Kegelisahan kulturalnya tak pernah berhenti menggelegak. Jamil berusaha konsisten pada obsesi yang dibangunnya sendiri. Lalu, ketika ia menghadapi kenyataan kini, masa silam dan catatan sejarah seperti datang begitu saja. Dikatakannya: kubentangkan tubuhmu telanjang/antara sulalatus salatin dan tuhfat al-nafis/alasmu adalah wustan wal-qubra/ buku sejarah yang belum selesai ditulis. Di sana ada luka sejarah yang tak pernah sembuh: bukankah kita terbanting dalam traktat london.
Bagi Jamil, romantisisme masa lalu, catatan sejarah, dan persahabatannya dengan alam telah memberinya banyak hal. Segalanya itu telah menjadi alat permainan yang lalu menjelma menjadi larik-larik puisi. Jika ia tampak begitu lincah memanfaatkan semuanya itu, sesungguhnya itu hasil dari sebuah proses panjang cintanya pada Melayu.

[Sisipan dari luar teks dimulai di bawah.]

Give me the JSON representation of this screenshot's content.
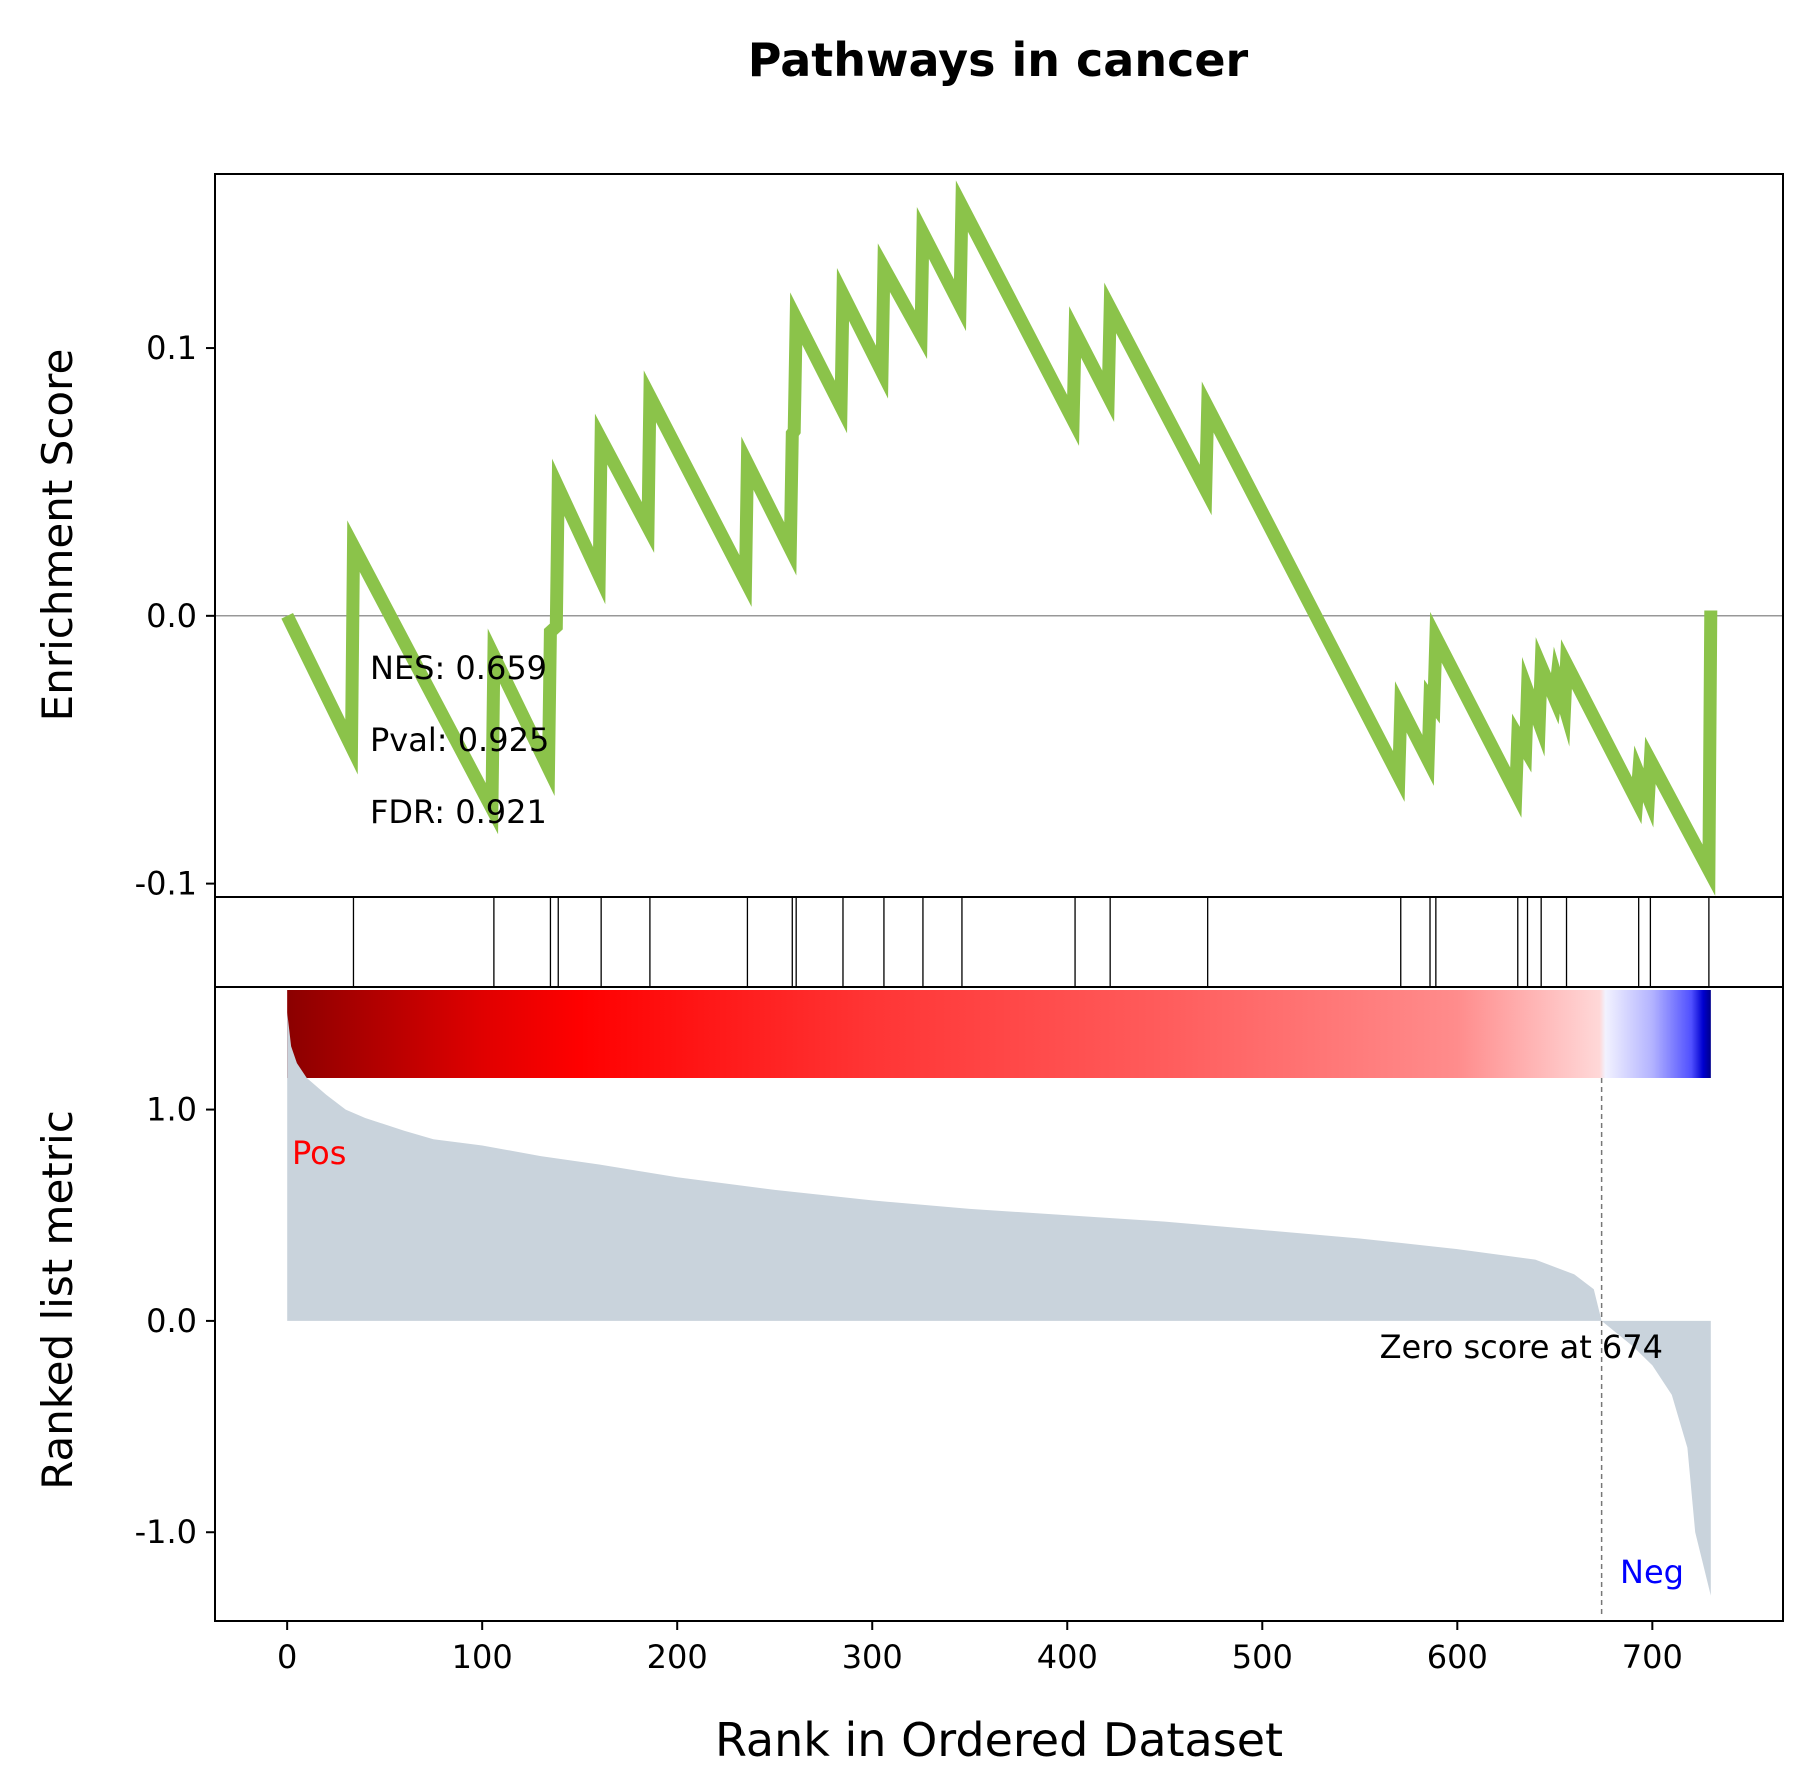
{
  "chart_data": {
    "type": "line",
    "title": "Pathways in cancer",
    "xlabel": "Rank in Ordered Dataset",
    "x_ticks": [
      0,
      100,
      200,
      300,
      400,
      500,
      600,
      700
    ],
    "xlim": [
      -37,
      767
    ],
    "panels": {
      "enrichment": {
        "ylabel": "Enrichment Score",
        "ylim": [
          -0.105,
          0.165
        ],
        "y_ticks": [
          {
            "value": 0.1,
            "label": "0.1"
          },
          {
            "value": 0.0,
            "label": "0.0"
          },
          {
            "value": -0.1,
            "label": "-0.1"
          }
        ],
        "line_color": "#8bc34a",
        "points": [
          [
            0,
            0.0
          ],
          [
            33,
            -0.049
          ],
          [
            34,
            0.026
          ],
          [
            105,
            -0.072
          ],
          [
            106,
            -0.015
          ],
          [
            134,
            -0.057
          ],
          [
            135,
            -0.006
          ],
          [
            138,
            -0.004
          ],
          [
            139,
            0.048
          ],
          [
            160,
            0.015
          ],
          [
            161,
            0.066
          ],
          [
            185,
            0.033
          ],
          [
            186,
            0.082
          ],
          [
            235,
            0.013
          ],
          [
            236,
            0.057
          ],
          [
            258,
            0.025
          ],
          [
            259,
            0.068
          ],
          [
            260,
            0.069
          ],
          [
            261,
            0.111
          ],
          [
            284,
            0.078
          ],
          [
            285,
            0.12
          ],
          [
            305,
            0.091
          ],
          [
            306,
            0.13
          ],
          [
            325,
            0.105
          ],
          [
            326,
            0.143
          ],
          [
            345,
            0.116
          ],
          [
            346,
            0.153
          ],
          [
            403,
            0.073
          ],
          [
            404,
            0.106
          ],
          [
            421,
            0.082
          ],
          [
            422,
            0.115
          ],
          [
            471,
            0.047
          ],
          [
            472,
            0.078
          ],
          [
            570,
            -0.06
          ],
          [
            571,
            -0.034
          ],
          [
            585,
            -0.054
          ],
          [
            586,
            -0.031
          ],
          [
            588,
            -0.033
          ],
          [
            589,
            -0.008
          ],
          [
            630,
            -0.066
          ],
          [
            631,
            -0.045
          ],
          [
            635,
            -0.05
          ],
          [
            636,
            -0.028
          ],
          [
            642,
            -0.04
          ],
          [
            643,
            -0.019
          ],
          [
            650,
            -0.031
          ],
          [
            651,
            -0.024
          ],
          [
            655,
            -0.034
          ],
          [
            656,
            -0.018
          ],
          [
            692,
            -0.069
          ],
          [
            693,
            -0.059
          ],
          [
            698,
            -0.068
          ],
          [
            699,
            -0.054
          ],
          [
            729,
            -0.095
          ],
          [
            730,
            0.002
          ]
        ],
        "annotations": [
          "NES: 0.659",
          "Pval: 0.925",
          "FDR: 0.921"
        ]
      },
      "hits": {
        "positions": [
          34,
          106,
          135,
          139,
          161,
          186,
          236,
          259,
          261,
          285,
          306,
          326,
          346,
          404,
          422,
          472,
          571,
          586,
          589,
          631,
          636,
          643,
          656,
          693,
          699,
          729
        ]
      },
      "ranked_metric": {
        "ylabel": "Ranked list metric",
        "ylim": [
          -1.42,
          1.58
        ],
        "y_ticks": [
          {
            "value": 1.0,
            "label": "1.0"
          },
          {
            "value": 0.0,
            "label": "0.0"
          },
          {
            "value": -1.0,
            "label": "-1.0"
          }
        ],
        "fill_color": "#c9d3dc",
        "curve": [
          [
            0,
            1.46
          ],
          [
            2,
            1.3
          ],
          [
            5,
            1.22
          ],
          [
            10,
            1.15
          ],
          [
            20,
            1.07
          ],
          [
            30,
            1.0
          ],
          [
            40,
            0.96
          ],
          [
            60,
            0.9
          ],
          [
            75,
            0.86
          ],
          [
            100,
            0.83
          ],
          [
            130,
            0.78
          ],
          [
            160,
            0.74
          ],
          [
            200,
            0.68
          ],
          [
            250,
            0.62
          ],
          [
            300,
            0.57
          ],
          [
            350,
            0.53
          ],
          [
            400,
            0.5
          ],
          [
            450,
            0.47
          ],
          [
            500,
            0.43
          ],
          [
            550,
            0.39
          ],
          [
            600,
            0.34
          ],
          [
            640,
            0.29
          ],
          [
            660,
            0.22
          ],
          [
            670,
            0.15
          ],
          [
            674,
            0.0
          ],
          [
            690,
            -0.12
          ],
          [
            700,
            -0.21
          ],
          [
            710,
            -0.35
          ],
          [
            718,
            -0.6
          ],
          [
            722,
            -1.0
          ],
          [
            726,
            -1.15
          ],
          [
            730,
            -1.3
          ]
        ],
        "zero_cross_rank": 674,
        "zero_cross_label": "Zero score at 674",
        "pos_label": "Pos",
        "pos_color": "#ff0000",
        "neg_label": "Neg",
        "neg_color": "#0000ff"
      },
      "heatmap": {
        "stops": [
          {
            "rank": 0,
            "color": "#8b0000"
          },
          {
            "rank": 100,
            "color": "#e00000"
          },
          {
            "rank": 150,
            "color": "#ff0000"
          },
          {
            "rank": 300,
            "color": "#ff3535"
          },
          {
            "rank": 450,
            "color": "#ff5c5c"
          },
          {
            "rank": 600,
            "color": "#ff8c8c"
          },
          {
            "rank": 673,
            "color": "#ffd8d8"
          },
          {
            "rank": 676,
            "color": "#f2f2ff"
          },
          {
            "rank": 700,
            "color": "#b3b3ff"
          },
          {
            "rank": 720,
            "color": "#5050ff"
          },
          {
            "rank": 726,
            "color": "#0000d0"
          },
          {
            "rank": 730,
            "color": "#00008b"
          }
        ]
      }
    }
  }
}
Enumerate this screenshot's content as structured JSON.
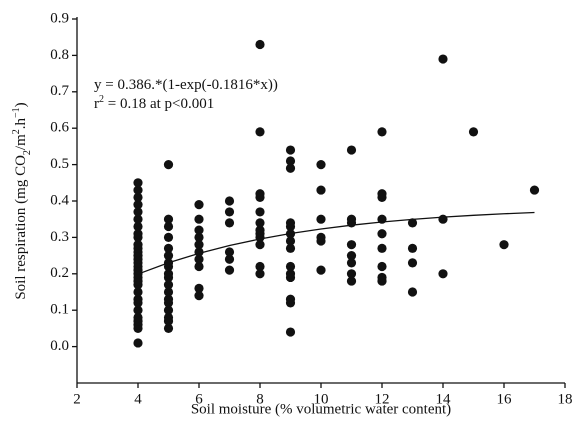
{
  "chart_data": {
    "type": "scatter",
    "x_label": "Soil moisture (% volumetric water content)",
    "y_label_parts": [
      "Soil respiration (mg CO",
      "2",
      "/m",
      "2",
      ".h",
      "−1",
      ")"
    ],
    "annotations": [
      [
        "y = 0.386.*(1-exp(-0.1816*x))"
      ],
      [
        "r",
        "2",
        " = 0.18 at p<0.001"
      ]
    ],
    "xlim": [
      2,
      18
    ],
    "xticks": [
      2,
      4,
      6,
      8,
      10,
      12,
      14,
      16,
      18
    ],
    "ylim": [
      -0.1,
      0.9
    ],
    "yticks": [
      {
        "value": 0,
        "label": "0.0"
      },
      0.1,
      0.2,
      0.3,
      0.4,
      0.5,
      0.6,
      0.7,
      0.8,
      0.9
    ],
    "series": [
      {
        "color": "#111111",
        "x": [
          4,
          4,
          4,
          4,
          4,
          4,
          4,
          4,
          4,
          4,
          4,
          4,
          4,
          4,
          4,
          4,
          4,
          4,
          4,
          4,
          4,
          4,
          4,
          4,
          4,
          4,
          4,
          4,
          4,
          4,
          5,
          5,
          5,
          5,
          5,
          5,
          5,
          5,
          5,
          5,
          5,
          5,
          5,
          5,
          5,
          5,
          5,
          5,
          6,
          6,
          6,
          6,
          6,
          6,
          6,
          6,
          6,
          6,
          7,
          7,
          7,
          7,
          7,
          7,
          8,
          8,
          8,
          8,
          8,
          8,
          8,
          8,
          8,
          8,
          8,
          8,
          9,
          9,
          9,
          9,
          9,
          9,
          9,
          9,
          9,
          9,
          9,
          9,
          9,
          9,
          10,
          10,
          10,
          10,
          10,
          10,
          11,
          11,
          11,
          11,
          11,
          11,
          11,
          11,
          12,
          12,
          12,
          12,
          12,
          12,
          12,
          12,
          12,
          13,
          13,
          13,
          13,
          14,
          14,
          14,
          15,
          16,
          17
        ],
        "values": [
          0.01,
          0.05,
          0.06,
          0.07,
          0.08,
          0.1,
          0.12,
          0.13,
          0.15,
          0.17,
          0.18,
          0.19,
          0.2,
          0.21,
          0.22,
          0.23,
          0.24,
          0.25,
          0.26,
          0.27,
          0.28,
          0.3,
          0.31,
          0.33,
          0.35,
          0.37,
          0.39,
          0.41,
          0.43,
          0.45,
          0.05,
          0.07,
          0.08,
          0.1,
          0.12,
          0.13,
          0.15,
          0.17,
          0.19,
          0.2,
          0.22,
          0.23,
          0.25,
          0.27,
          0.3,
          0.33,
          0.35,
          0.5,
          0.14,
          0.16,
          0.22,
          0.24,
          0.26,
          0.28,
          0.3,
          0.32,
          0.35,
          0.39,
          0.21,
          0.24,
          0.26,
          0.34,
          0.37,
          0.4,
          0.2,
          0.22,
          0.28,
          0.3,
          0.31,
          0.32,
          0.34,
          0.37,
          0.41,
          0.42,
          0.59,
          0.83,
          0.04,
          0.12,
          0.13,
          0.19,
          0.2,
          0.22,
          0.27,
          0.29,
          0.31,
          0.33,
          0.34,
          0.49,
          0.51,
          0.54,
          0.21,
          0.29,
          0.3,
          0.35,
          0.43,
          0.5,
          0.18,
          0.2,
          0.23,
          0.25,
          0.28,
          0.34,
          0.35,
          0.54,
          0.18,
          0.19,
          0.22,
          0.27,
          0.31,
          0.35,
          0.41,
          0.42,
          0.59,
          0.15,
          0.23,
          0.27,
          0.34,
          0.2,
          0.35,
          0.79,
          0.59,
          0.28,
          0.43
        ]
      }
    ],
    "fit": {
      "color": "#111111",
      "x": [
        4,
        5,
        6,
        7,
        8,
        9,
        10,
        11,
        12,
        13,
        14,
        15,
        16,
        17
      ],
      "values": [
        0.1993,
        0.2303,
        0.2561,
        0.2777,
        0.2957,
        0.3107,
        0.3232,
        0.3336,
        0.3423,
        0.3496,
        0.3556,
        0.3607,
        0.3649,
        0.3684
      ]
    }
  }
}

Dengan gaya persajakan yang berbeda, Syaukani Alkarim (Riau) juga mengusung kegelisahan kultural. Ia juga jatuh pada masa lalu puaknya. Pengucapannya sangat kuat sebagai refleksi penghayatan masa lalu dalam konteks problem yang dihadapi puaknya kini. Perhatikan sebaik puisinya, “Membaca Diri”. Kita yang sekarang bukan lagi sejarah yang kau baca, hanya tinggal hari-hari yang gagap/ sekeping luka, dan beribu janji yang meminta jawaban. Kemenangan yang pernah/ menuliskan risalah, kini menjelma sekapal rindu,/dan engkau harus bertarung dengan/ gelombang, atau tenggelam di laut waktu.//
Di luar luka sejarah puaknya yang tergambar dalam “Air Mata 1824”, Syaukani menukik menjelajah masuk wilayah yang agak filosofis. Dalam Hikayat Perjalanan Lumpur (1999), sejarah dan simbol sufistik mengemuka sangat padat, sekaligus menunjukkan, betapa penyair ini tidak sekadar bermain dengan larik-larik yang disusun lewat diksi yang matang dan cerdas, menyajikan kesungguhannya memanfaatkan wawasan, tetapi juga menegaskan bahwa ia masih menyimpan kekuatan napas yang panjang.
Di antara para penyair itu, menyeruak penyair wanita, Murparsaulian. Dalam deretan penyair wanita Riau, ia tergolong generasi di belakang Ar. Kemalawati, Tien Marni dan Herlela Ningsih. Agak berbeda dengan kebanyakan penyair wanita yang terpaku pada dunia romantik, Murparsaulian menjelajah pada persoalan sosio-kultural etniknya. Ada hasrat melakukan kritik sosial atas dampak modernisasi dan pembangunan. Ada kecemasan atas derasnya budaya populer. Dan penyair coba mengangkat problem itu berkaitan dengan romantisisme masa lalu puaknya. “Syair buat Marina” misalnya, mewartakan perubahan alam dan arus dunia modern. Dikatakannya, pelabuhan itu sebagai seorang tua yang merayau di tengah kelam di satu pihak, dan dunia modern yang menerjangnya di pihak lain. Sebuah gambaran dua dunia: kehidupan tradisional yang tergusur oleh modernisme.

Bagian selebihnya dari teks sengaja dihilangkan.